A law championed by Rep. C. A. Dutch Ruppersberger to get businesses and the government to share information about computer security threats has had limited impact so far because companies are reluctant to hand over data to the government, officials and corporate executives said Thursday.
About 50 companies and other organizations are getting cyber intelligence information from the Department of Homeland Security under the law, department official Greg Touhill said at an intelligence community conference. Only a single company is sending information to DHS.
Touhill, deputy assistant secretary for cybersecurity and communications, said the company that is sharing information has about 2,000 clients, so its effect is magnified. He declined to name the firm but said it's a cybersecurity company and plans to make a public announcement next week.
The law, called the Cybersecurity Information Sharing Act, was billed as a way to strengthen the nation's defenses against hackers, but its progress through Congress was arduous. Civil liberties advocates worried that it would open a back door for spying on Americans; business leaders worried about the implications of having to share information about attacks with the government.
Michael Allen, a former Republican congressional aide who helped shape the bill, said it appears that the business community's reluctance to share remains an obstacle.
It's also not clear how useful those companies that have signed up to receive information from the government have found it to be, he said.
Speaking on a panel that included executives from AT&T and Citibank, Allen said the depth of concern about the process was deeper than he had realized.
"I've heard even more skepticism up here than I thought I would have today," he said. "It worries me."

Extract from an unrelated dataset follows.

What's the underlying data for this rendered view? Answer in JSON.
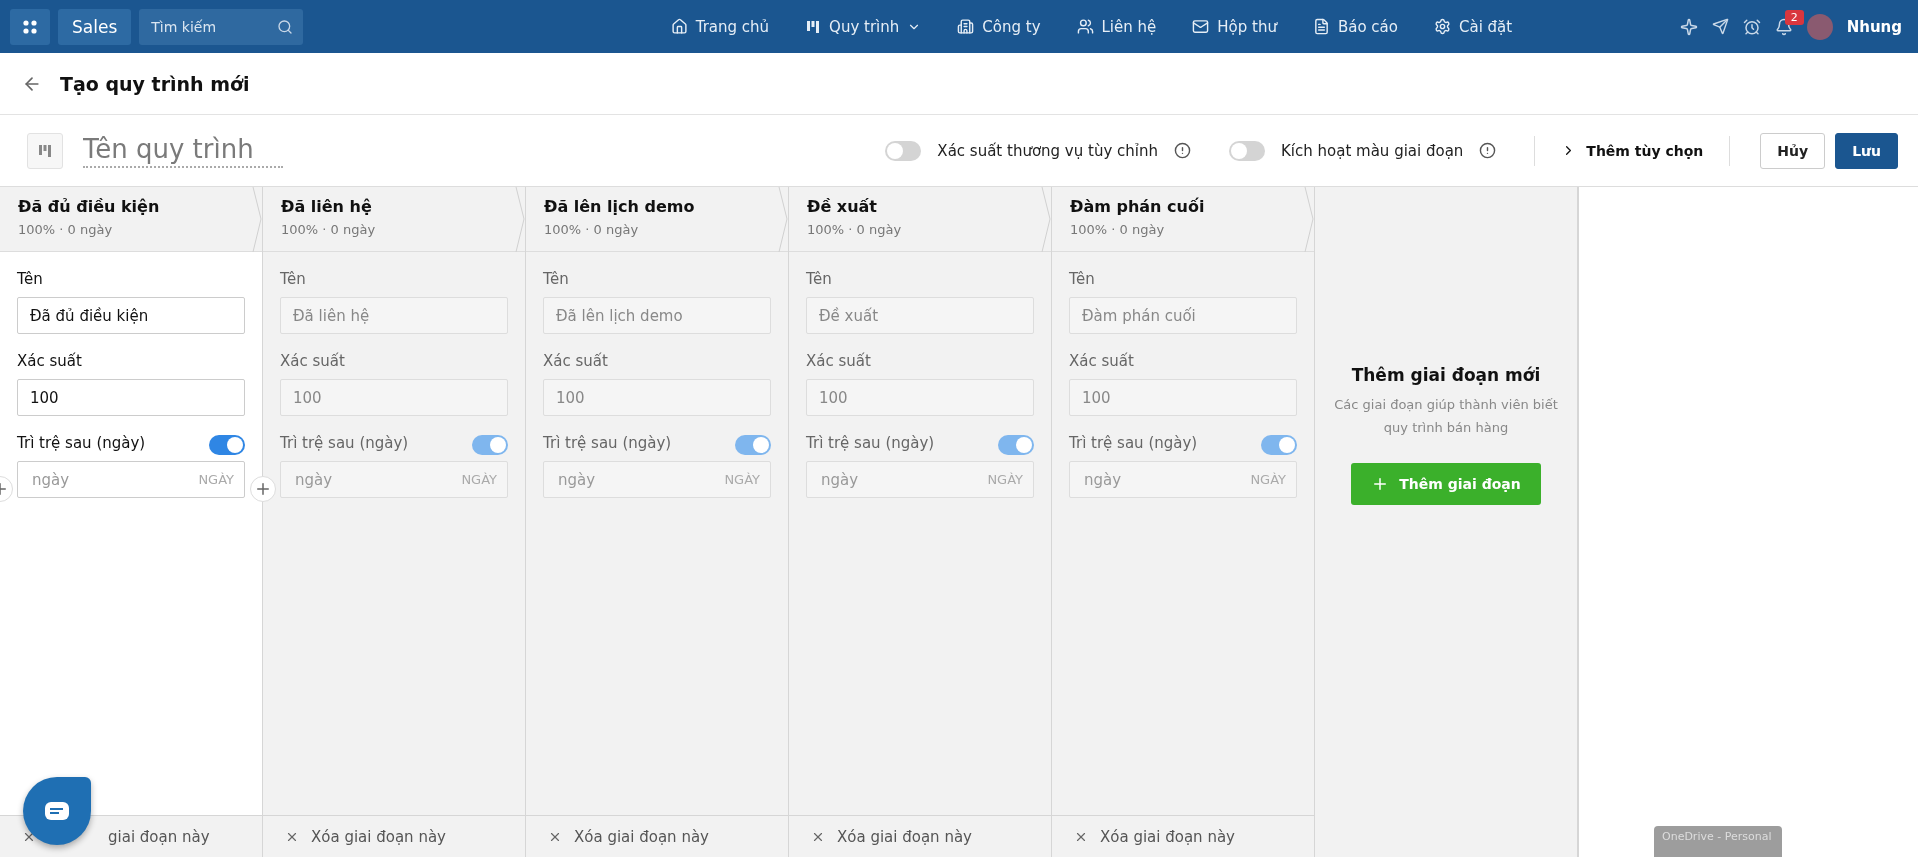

The idea behind the law is that most cyberattacks are against the private sector, where the government can't detect them, so information from companies could be useful intelligence. Attackers recycle tools and tactics, so if information about attacks were shared more widely, some could be prevented.
Chris Boyer, an executive at AT&T, said the company is still deciding whether it will participate. In most cases, AT&T would be sharing information about an attack on one of its customers, he said, something those customers would not necessarily be happy about.
"It's not in our nature to just push all the information out," he said. Companies have preferred to rely on private information-sharing arrangements among their industry peers, which can be controlled more closely.
Citibank executive James Katavolos said financial firms had similar concerns.
"I don't think it's ready as is right now for a majority of our sector to sign up," he said.
A spokeswoman for Ruppersberger said the Baltimore County Democrat is keeping an eye on how the law is being used, and has meetings with businesses scheduled to see how they like its provisions.
"We have heard anecdotally that there is definitely more information sharing going on," spokeswoman Jaime Lennon said. "DHS just issued its final guidance on 'how' to participate in June, so it's probably too early to assess progress."